MN's Path to Clean Energy: Collaborative effort in three parts
On March 4, Governor Tim Walz and Lieutenant Governor Peggy Flanagan announced a set of policy proposals to lead Minnesota to 100% clean energy in the state's electricity sector by 2050 (HF 1956).
We at CEE are honored that the Governor included our two legislative initiatives in the policy package — Clean Energy First and Energy Optimization.
Combined with the 100 Percent Carbon-Free Standard, the proposed policies together build on the success that Minnesota has already achieved in reducing fossil fuel dependence and increasing the use of clean energy resources to power the state while ensuring reliable, affordable electricity.
Here I summarize each of three key parts of the Path to Clean Energy Act:
1. Carbon-Free Standard: Our electricity resources are a substantial contributor to climate change. One of the most significant ways to reduce our carbon emissions it by requiring electric utilities to use carbon-free generation sources. By requiring carbon-free electricity by 2050, utilities are given planning time and flexibility to reach those goals in a reliable and affordable method.
Nested under 100 percent carbon-free are two bills that will be mechanisms to achieve this standard: Clean Energy First and Energy Optimization.
2. Clean Energy First: Many of the large power plants currently serving Minnesotans will likely be retired over the next 20 years. Clean Energy First will help Minnesota accomplish this transition affordably, reliably and with increasingly clean electricity supply – through improvements to utility resource planning, coordinated transmission planning, focused attention on communities that host potentially retiring power plants and maximized opportunities for high-quality jobs in constructing new electricity generation.

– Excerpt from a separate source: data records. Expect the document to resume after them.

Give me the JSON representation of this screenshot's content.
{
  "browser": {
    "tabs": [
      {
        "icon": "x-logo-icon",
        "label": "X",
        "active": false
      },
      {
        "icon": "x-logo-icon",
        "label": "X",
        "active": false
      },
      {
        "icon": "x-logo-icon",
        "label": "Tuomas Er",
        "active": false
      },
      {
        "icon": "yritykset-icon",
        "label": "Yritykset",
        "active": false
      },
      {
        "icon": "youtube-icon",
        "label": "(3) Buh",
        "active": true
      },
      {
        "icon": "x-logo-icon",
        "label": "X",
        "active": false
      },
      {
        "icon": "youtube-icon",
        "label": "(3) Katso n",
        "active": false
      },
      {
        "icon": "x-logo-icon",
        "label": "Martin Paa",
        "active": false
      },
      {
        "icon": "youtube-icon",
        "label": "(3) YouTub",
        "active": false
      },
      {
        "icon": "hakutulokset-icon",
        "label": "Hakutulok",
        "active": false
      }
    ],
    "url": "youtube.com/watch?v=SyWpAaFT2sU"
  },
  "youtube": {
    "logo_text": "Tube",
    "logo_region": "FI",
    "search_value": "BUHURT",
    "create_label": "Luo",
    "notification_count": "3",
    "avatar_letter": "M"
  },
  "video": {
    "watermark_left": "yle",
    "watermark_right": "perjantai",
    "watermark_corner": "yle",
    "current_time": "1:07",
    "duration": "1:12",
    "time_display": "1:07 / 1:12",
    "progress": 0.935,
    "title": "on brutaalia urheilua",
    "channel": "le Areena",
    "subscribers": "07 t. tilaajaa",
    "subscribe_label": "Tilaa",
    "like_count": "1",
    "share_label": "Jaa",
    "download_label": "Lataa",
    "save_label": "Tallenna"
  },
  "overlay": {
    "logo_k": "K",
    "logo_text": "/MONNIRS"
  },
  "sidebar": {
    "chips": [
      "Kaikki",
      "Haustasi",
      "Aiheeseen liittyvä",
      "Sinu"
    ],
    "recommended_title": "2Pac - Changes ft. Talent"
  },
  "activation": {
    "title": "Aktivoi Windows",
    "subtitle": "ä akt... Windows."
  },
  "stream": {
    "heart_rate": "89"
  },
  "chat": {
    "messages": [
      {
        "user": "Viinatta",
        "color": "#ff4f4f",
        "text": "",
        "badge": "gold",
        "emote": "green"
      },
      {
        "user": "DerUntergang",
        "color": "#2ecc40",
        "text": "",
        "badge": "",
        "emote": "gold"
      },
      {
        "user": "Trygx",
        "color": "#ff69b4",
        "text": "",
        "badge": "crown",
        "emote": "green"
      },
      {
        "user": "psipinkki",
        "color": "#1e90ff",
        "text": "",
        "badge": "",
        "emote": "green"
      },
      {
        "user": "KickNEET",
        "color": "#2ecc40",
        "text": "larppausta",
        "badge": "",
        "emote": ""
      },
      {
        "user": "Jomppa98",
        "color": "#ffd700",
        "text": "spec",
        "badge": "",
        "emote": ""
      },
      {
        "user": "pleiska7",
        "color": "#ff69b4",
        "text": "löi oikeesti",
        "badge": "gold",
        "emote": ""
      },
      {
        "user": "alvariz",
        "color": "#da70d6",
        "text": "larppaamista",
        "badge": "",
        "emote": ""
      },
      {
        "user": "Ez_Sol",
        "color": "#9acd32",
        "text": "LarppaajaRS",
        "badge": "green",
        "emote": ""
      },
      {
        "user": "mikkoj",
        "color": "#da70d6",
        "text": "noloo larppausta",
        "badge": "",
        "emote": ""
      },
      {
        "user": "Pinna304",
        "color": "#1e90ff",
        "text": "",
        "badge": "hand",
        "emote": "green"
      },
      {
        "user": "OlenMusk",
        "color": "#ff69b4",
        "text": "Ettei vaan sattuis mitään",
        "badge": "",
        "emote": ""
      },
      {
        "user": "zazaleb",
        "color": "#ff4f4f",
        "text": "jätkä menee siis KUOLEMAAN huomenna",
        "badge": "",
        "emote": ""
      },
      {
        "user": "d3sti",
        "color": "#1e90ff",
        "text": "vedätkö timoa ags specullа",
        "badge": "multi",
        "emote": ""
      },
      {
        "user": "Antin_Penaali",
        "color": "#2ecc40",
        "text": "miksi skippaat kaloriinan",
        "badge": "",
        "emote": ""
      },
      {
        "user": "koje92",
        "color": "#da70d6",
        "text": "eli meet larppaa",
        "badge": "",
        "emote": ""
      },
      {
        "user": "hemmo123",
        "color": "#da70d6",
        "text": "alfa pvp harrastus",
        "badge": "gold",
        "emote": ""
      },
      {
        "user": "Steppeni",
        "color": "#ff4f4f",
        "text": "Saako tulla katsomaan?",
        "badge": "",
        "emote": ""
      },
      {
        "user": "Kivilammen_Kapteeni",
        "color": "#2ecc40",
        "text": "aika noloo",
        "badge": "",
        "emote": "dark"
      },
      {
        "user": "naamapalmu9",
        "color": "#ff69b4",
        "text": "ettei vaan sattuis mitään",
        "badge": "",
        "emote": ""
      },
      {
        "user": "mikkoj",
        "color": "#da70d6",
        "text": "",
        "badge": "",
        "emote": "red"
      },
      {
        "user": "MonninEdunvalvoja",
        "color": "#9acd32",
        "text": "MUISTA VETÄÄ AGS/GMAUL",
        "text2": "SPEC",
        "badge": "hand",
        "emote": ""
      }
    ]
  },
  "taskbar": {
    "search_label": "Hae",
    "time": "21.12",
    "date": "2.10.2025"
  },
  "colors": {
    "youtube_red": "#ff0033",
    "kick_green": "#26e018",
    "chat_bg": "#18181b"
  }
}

The core tenet of Clean Energy First is to strengthen the current preference in utility resource planning for renewable energy. Clean Energy First also expands the definition of preferred clean energy resources to include energy storage, energy efficiency and load management. Whenever an electric utility needs additional generation — whether as the result of increased customer demand, power plant retirements or the expiration of power purchase agreements — the utility would be required to look first to these clean energy resources to satisfy that need.
3. Energy Optimization Act: Energy efficiency is the silent hero of the clean energy transition and helps Minnesota’s homes and businesses control their energy costs. Achieving high penetrations of carbon-free electricity will require that we continue Minnesota’s nation-leading efforts to squeeze energy waste out of our economy, in order to avoid utility investments that aren’t needed and that customers shouldn’t have to pay for.
Energy Optimization Act will enhance Minnesota’s current energy efficiency statute, known as the Conservation Improvement Program (CIP) by maintaining a consistent focus on cost-effective energy efficiency, while broadening CIP to include load management programs (encouraging customers to shift their energy use to lower cost periods) and programs to encourage consumer adoption of lower carbon technologies that reduce emissions as they reduce customer bills.